Once firms like Amazon establish that you buy in response to these “early access deals,” they will always use them (or some version of them), regardless of whether there is a shortage or not, or whether these are indeed the most giftable products. They will just use them to appeal to your consumerism and convince you to buy more.
So please resist this early access holiday!
The argument I’m giving here may seem a bit hand-wavy, but in my paper with Achal Basamboo, Buying from the Babbling Newsvendor, we show that in a retail setting, you cannot create a credible language that isn’t just babbling —a language that doesn’t elicit consistent behavior.
And here is an example of such an attempt, to train customers to always respond to such signals:
“On April 5, 2012, two consumers filed a proposed class action in federal court in New Jersey against Jos. A. Bank, alleging that the men’s clothing retailer perpetually misrepresented its merchandise as being ‘on sale.’ The lawsuit claims that the advertised ‘sale prices’ were in fact Jos. A. Bank’s ‘regular prices’ and that ‘nearly all’ merchandise was sold at ‘sale price.’”
If you’re wondering whether language is possible, there is an interesting contrast between Avoid-the-Crowd and Follow-the-Crowd systems.

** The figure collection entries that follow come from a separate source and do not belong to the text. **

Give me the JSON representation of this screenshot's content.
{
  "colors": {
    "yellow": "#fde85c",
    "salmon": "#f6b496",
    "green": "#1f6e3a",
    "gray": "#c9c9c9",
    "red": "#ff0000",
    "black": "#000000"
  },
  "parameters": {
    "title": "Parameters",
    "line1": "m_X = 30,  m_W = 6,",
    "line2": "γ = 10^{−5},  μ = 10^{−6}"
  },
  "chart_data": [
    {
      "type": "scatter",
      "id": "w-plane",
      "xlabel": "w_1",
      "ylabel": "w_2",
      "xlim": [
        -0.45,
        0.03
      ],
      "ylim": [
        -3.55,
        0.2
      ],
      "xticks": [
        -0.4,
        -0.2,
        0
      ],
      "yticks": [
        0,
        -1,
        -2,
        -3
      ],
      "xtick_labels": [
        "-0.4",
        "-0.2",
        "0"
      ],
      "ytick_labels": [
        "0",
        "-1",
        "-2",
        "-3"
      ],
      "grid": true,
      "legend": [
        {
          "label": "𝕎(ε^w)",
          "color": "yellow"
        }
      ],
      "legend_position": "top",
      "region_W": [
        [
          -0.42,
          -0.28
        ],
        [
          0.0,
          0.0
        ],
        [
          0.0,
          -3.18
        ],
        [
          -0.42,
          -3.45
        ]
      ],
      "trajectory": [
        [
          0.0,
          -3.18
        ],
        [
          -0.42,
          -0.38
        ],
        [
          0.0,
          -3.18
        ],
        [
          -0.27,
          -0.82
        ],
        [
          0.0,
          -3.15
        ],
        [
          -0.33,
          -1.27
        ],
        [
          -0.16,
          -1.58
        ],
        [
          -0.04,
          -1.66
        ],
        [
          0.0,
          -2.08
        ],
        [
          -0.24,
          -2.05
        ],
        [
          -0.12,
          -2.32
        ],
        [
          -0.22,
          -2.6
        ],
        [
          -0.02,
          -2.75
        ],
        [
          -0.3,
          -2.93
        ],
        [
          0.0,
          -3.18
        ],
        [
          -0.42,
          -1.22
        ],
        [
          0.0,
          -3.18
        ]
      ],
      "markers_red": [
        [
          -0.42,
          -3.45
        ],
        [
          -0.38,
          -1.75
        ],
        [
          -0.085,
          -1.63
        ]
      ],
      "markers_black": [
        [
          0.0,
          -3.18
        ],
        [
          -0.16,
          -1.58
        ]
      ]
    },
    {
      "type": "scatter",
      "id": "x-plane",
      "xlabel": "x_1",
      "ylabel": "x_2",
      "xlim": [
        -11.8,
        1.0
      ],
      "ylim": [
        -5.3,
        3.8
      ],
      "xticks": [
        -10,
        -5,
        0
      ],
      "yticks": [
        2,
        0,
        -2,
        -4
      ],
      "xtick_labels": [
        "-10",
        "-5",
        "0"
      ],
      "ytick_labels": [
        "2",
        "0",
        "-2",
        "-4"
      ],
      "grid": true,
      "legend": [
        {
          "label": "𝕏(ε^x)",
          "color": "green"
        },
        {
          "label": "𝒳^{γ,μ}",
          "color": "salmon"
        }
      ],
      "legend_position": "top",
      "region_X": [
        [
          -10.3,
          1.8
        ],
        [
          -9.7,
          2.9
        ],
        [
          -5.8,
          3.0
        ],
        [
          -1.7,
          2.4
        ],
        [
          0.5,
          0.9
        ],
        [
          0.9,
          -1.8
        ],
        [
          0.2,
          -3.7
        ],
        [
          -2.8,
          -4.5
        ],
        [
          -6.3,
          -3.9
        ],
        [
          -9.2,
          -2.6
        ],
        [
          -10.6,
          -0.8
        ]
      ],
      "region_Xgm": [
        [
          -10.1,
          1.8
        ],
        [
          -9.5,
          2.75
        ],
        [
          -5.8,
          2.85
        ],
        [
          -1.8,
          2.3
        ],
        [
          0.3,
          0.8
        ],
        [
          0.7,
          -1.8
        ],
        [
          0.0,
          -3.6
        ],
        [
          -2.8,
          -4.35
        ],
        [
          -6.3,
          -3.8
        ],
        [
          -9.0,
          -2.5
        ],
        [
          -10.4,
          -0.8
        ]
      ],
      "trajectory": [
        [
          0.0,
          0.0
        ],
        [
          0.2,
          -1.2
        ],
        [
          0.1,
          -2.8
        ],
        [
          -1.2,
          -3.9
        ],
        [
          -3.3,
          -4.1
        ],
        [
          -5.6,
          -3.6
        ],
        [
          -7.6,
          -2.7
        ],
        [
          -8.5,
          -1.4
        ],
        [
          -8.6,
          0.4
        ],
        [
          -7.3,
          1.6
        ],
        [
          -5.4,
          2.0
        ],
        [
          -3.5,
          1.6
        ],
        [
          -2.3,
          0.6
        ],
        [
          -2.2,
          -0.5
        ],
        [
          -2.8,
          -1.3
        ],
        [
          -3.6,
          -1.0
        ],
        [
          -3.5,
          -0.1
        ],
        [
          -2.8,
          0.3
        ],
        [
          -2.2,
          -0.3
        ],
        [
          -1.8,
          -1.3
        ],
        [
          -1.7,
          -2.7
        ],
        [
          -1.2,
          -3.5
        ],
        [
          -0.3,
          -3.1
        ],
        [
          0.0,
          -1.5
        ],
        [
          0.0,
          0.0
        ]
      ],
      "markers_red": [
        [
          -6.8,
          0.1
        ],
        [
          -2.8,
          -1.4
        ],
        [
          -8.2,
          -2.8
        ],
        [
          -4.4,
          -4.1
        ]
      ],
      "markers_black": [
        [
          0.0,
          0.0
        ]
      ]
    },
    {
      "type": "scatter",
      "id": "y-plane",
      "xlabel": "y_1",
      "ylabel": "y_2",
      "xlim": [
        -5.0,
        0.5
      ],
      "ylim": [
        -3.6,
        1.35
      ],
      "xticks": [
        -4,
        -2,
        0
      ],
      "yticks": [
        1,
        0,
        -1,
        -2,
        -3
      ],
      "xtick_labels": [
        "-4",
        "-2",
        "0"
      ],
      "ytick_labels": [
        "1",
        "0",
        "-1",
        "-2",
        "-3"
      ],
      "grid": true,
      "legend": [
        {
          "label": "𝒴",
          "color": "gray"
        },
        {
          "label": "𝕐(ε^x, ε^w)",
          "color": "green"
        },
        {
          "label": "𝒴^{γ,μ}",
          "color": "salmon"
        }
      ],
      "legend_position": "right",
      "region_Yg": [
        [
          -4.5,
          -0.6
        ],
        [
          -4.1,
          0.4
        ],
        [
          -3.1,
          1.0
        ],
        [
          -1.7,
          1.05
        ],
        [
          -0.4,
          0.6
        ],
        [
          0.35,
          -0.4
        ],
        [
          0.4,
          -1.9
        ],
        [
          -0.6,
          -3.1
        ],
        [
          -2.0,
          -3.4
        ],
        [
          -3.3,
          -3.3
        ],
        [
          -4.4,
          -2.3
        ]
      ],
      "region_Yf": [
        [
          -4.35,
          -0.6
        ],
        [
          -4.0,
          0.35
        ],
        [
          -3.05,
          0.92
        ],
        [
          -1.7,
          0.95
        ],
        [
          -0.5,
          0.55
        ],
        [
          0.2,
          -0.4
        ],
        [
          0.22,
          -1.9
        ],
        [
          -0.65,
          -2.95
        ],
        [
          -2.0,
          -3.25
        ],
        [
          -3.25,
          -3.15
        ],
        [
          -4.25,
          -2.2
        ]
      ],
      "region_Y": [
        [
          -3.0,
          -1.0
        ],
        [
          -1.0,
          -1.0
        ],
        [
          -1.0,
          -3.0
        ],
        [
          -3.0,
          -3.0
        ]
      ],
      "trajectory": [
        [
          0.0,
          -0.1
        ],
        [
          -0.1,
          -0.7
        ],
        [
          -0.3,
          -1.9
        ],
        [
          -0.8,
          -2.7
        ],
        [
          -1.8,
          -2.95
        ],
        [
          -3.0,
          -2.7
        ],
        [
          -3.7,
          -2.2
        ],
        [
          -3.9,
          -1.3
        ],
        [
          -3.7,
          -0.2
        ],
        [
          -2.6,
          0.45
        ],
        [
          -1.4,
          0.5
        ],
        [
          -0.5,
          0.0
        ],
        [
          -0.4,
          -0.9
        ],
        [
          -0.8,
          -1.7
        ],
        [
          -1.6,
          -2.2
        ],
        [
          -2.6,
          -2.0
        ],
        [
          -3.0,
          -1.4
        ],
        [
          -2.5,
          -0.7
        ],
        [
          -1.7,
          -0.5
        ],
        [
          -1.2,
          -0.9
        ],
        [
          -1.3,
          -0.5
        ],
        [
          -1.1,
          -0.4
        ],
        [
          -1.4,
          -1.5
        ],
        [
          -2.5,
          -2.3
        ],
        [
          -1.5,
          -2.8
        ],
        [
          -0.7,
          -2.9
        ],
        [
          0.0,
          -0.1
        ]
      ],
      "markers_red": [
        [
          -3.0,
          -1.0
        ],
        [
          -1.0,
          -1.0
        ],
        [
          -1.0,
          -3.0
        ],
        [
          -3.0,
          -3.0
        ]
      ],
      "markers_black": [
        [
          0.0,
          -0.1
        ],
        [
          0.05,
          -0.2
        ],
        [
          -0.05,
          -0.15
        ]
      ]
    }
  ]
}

In an Avoid-the-Crowd system, the firm can share credible information on the length of the queue. Because if the queue is too long, no customer should join, and usually, the firm would like you to avoid joining. When the queue is short, everyone would like to join, and the firm would like you to join as well.
In a Follow-the-Crowd system, this is not the case since the retailer always wants to create FOMO —they always want to get rid of inventory and sell more. Not a single retailer will say no to more demand and less inventory.
Do you want another hint as to why this sale was more about selling existing inventory and less about selling the “most giftable products?”
Amazon didn’t start working with brands on this until July. For most brands, 90 days is just not enough to order products and have them available at the scale needed for an Amazon promotional event.
In other words, you should do your homework on whether to buy or not. But you should absolutely not follow the recommendations of firms to buy early just because “they said so” through an announcement.
And how can you be sure that I’m credible? Well, I’m selling you nothing!